Has Xi Jinping Derailed China's Path to Global Power?
In Overreach: how China derailed its peaceful rise, Susan Shirk seeks a novel explanation.
How did Chinese Communist Party General Secretary Xi Jinping in just a decade manage to dismantle the collective leadership system carefully crafted by Deng Xiaoping, sour China’s relations with most of its neighbours and set China on a collision course with the United States? Western analysts generally focus on the authoritarian policies put in place by Xi since his rise to power in 2012, while Chinese scholars blame Western overreaction, starting in 2017 with US President Donald Trump, who made it clear that he wanted to prevent China from replacing the US as the global hegemon.
In Overreach: how China derailed its peaceful rise, Susan Shirk seeks explanations more widely. She focuses in particular on the era of Xi’s predecessor, CCP General Secretary Hu Jintao, who in her view set the stage for much of what has happened under Xi. Shirk has been following Chinese politics for decades, has published extensively on China and currently chairs the 21st Century China Center of the School of Global Policy and Strategy at the University of California, San Diego. She has also served as US deputy assistant secretary of state responsible for East Asia and the Pacific.
Hu Jintao is generally seen as a weak leader who failed to build on the reforms initiated by his predecessor, Jiang Zemin. His term in office (2002–2012) is usually considered a ‘lost decade’. However, Shirk reminds us that much of China’s current overreach started under Hu. China’s fortification of rocks and shoals in the South China Sea gained pace in the early 2000s, its coastguard began to harass other countries’ ships in 2006, and the global financial crisis of 2008–09 boosted Beijing’s confidence and marked the start of a more openly assertive foreign policy.
Shirk ascribes this early overreach to Hu’s inability to manage the politburo standing committee, China’s top decision-making body. When Hu took over from Jiang, he increased the size of the standing committee from seven to nine, elevating the bosses responsible for internal security and propaganda to the committee.

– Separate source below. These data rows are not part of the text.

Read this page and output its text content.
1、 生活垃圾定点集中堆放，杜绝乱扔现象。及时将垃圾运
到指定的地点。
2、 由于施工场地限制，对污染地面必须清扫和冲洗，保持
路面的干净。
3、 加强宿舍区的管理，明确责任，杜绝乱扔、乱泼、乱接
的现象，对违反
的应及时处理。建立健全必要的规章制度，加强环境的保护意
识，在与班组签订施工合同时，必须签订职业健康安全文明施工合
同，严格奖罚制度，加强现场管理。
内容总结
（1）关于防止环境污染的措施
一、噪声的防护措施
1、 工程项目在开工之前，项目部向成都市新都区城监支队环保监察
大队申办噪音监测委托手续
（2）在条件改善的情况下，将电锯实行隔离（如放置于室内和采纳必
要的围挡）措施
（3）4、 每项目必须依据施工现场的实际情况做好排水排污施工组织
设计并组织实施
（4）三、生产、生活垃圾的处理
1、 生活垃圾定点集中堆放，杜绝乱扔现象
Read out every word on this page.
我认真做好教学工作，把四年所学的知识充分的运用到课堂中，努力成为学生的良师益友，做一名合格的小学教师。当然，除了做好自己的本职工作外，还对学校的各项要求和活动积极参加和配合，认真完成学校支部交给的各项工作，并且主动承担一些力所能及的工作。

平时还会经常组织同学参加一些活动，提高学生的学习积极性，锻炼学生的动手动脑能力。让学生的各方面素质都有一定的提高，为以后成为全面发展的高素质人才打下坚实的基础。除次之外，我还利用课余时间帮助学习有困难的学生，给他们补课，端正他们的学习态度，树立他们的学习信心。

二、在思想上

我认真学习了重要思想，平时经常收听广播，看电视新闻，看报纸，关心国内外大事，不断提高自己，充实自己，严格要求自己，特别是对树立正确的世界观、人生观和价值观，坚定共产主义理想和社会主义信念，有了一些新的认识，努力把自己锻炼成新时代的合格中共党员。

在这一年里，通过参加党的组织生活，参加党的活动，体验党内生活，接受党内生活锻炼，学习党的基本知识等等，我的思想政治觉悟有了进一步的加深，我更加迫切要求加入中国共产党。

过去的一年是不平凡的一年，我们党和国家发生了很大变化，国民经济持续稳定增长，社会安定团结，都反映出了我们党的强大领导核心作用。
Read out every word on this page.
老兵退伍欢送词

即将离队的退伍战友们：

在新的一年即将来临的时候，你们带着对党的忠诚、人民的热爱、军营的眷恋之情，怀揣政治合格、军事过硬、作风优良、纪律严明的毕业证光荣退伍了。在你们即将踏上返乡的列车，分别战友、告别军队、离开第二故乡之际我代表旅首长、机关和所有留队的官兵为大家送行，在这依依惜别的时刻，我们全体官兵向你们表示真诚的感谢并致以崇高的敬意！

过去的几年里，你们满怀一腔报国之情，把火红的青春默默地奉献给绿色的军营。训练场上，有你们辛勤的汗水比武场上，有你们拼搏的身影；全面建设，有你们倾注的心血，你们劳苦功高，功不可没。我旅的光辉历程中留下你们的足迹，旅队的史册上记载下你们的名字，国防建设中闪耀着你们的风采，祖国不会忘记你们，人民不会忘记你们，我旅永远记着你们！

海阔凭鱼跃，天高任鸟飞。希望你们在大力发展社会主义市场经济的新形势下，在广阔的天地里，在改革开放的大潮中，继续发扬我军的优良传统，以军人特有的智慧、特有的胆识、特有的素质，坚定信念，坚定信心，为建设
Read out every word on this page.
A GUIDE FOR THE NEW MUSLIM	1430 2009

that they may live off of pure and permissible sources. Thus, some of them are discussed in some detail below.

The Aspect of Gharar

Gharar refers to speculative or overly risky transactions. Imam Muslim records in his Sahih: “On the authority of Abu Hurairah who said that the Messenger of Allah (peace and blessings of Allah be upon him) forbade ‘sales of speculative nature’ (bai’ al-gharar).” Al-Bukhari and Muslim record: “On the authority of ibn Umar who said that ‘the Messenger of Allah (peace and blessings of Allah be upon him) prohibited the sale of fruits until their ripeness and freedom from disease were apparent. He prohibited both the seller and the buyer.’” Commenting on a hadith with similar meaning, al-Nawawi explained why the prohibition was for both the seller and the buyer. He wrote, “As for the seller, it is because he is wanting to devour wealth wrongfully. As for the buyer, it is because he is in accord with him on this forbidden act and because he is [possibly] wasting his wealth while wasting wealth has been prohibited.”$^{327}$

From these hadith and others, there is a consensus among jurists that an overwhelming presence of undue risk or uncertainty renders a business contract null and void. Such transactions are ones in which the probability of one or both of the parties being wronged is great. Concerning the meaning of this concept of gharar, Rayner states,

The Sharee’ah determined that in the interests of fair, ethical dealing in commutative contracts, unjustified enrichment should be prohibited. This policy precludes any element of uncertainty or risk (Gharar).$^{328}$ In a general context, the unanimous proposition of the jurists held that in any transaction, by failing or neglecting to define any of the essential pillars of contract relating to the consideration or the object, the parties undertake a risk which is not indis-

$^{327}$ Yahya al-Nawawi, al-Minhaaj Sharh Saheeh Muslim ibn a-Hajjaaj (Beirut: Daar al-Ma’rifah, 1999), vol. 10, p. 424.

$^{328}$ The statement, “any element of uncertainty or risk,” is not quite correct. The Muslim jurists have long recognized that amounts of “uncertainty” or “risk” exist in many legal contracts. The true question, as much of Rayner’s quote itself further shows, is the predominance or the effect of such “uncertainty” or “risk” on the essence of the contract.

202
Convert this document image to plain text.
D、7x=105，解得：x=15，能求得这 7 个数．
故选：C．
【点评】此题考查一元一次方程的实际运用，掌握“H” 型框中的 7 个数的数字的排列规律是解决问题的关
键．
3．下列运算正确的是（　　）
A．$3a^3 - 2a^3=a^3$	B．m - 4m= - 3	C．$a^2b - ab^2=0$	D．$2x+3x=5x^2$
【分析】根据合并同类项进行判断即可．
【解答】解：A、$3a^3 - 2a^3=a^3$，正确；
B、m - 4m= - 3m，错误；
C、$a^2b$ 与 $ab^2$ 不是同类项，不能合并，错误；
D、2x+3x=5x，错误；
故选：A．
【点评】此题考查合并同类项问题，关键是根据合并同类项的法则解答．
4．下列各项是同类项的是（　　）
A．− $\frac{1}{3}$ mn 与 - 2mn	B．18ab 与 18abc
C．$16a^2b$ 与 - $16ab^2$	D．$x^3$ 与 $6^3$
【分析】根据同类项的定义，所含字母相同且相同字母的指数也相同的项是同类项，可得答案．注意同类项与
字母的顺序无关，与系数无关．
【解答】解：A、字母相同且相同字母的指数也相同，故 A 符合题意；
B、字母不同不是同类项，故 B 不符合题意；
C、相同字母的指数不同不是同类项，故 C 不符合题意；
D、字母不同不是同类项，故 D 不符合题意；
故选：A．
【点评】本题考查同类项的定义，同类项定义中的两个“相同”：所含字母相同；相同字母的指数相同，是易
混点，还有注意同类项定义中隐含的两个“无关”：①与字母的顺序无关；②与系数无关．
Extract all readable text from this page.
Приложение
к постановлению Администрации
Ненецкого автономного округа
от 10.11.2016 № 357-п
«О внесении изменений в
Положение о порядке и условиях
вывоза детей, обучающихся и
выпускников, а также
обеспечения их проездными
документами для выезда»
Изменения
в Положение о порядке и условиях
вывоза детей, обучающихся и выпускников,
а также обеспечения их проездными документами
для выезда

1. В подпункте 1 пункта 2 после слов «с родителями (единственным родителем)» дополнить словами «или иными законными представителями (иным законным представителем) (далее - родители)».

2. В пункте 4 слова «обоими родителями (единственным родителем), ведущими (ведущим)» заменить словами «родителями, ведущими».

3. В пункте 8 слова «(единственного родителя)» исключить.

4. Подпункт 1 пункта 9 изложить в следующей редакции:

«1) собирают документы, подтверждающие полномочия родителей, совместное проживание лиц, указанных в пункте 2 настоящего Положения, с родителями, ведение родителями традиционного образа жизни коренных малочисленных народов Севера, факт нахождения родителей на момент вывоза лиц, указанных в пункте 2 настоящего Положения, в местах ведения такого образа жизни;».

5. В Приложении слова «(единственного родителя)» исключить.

However, in contrast to his strong-willed predecessors, the low-key Hu viewed himself simply as the first among equals. This left the expanded standing committee unwieldy and rudderless. As a result, the committee’s powerful members, often referred to as the ‘nine dragons’, each acted independently to expand their fiefdoms and resources, with Hu unable to control them. Instead of the collective leadership intended by Deng, the standing committee was sometimes referred to as simply a collection of leaders.
Shirk cites numerous examples of poor coordination. In 2007, the People’s Liberation Army tested an anti-satellite weapon by shooting down one of its own satellites, in the process spreading debris and endangering the satellites of other countries. When questioned by the US, China’s Foreign Ministry said it was unaware of the test. Coordination was particularly weak in the South China Sea, with the Foreign Ministry, navy, coastguard and fishing groups led by provincial governments all independently stirring up disputes in the name of the national interest.
As Deng’s policy of ‘hiding one’s strength and biding one’s time’ started to unravel, Hu ‘sent the pendulum swinging back to Xi’s Mao-style overconcentration of power’, Shirk writes. Xi inherited a governance system that was poorly coordinated and deeply corrupt, but with the foundations for overreach already firmly in place. As one Chinese entrepreneur described it, ‘Deng Xiaoping unplugged the Party’s Leninist machine, but Xi just put in the plug and it started up right away.’
Overreach is thoroughly researched and brims with information on events during the Hu and Xi eras obtained from interviews with well-informed insiders. A particularly useful chapter titled ‘Inside the black box’ outlines the workings of a political system ‘almost as opaque as North Korea’s’.
Under Xi, foreign policy went to extremes, security and anti-corruption measures were tightened and paranoia grew, with cadres at all levels scrambling to please the leader. As Xi continued to rein in the private sector and the economy faltered, dissatisfaction within the CCP also deepened. This reportedly came to a head at the party’s informal gathering in Beidahe last August.
Shirk’s book is a pleasure to read, but would have benefited from a final round of fact-checking. Her assertion that ‘Chinese diplomats now lead more than fifteen UN agencies’ is an exaggeration. And Shirk claims that APEC was ‘founded by the United States’, without any reference to the pivotal role played by Australian Prime Minister Bob Hawke.
These minor errors notwithstanding, Shirk makes a valuable contribution to our understanding of how relations between China and the West have deteriorated, noting that China went into overdrive well before Xi came to power.
Shirk concludes with recommendations for China and the US to bring their relationship onto a more even keel. Some are practical, while others, in the current inflamed environment, are unrealistic. But it’s hard to disagree with Shirk that re-establishing consultations and getting the two countries’ leaders to meet regularly would be a good place to start.
Robert Wihtol is an adjunct faculty member at the Asian Institute of Management and former Asian Development Bank country director for China and director general for East Asia.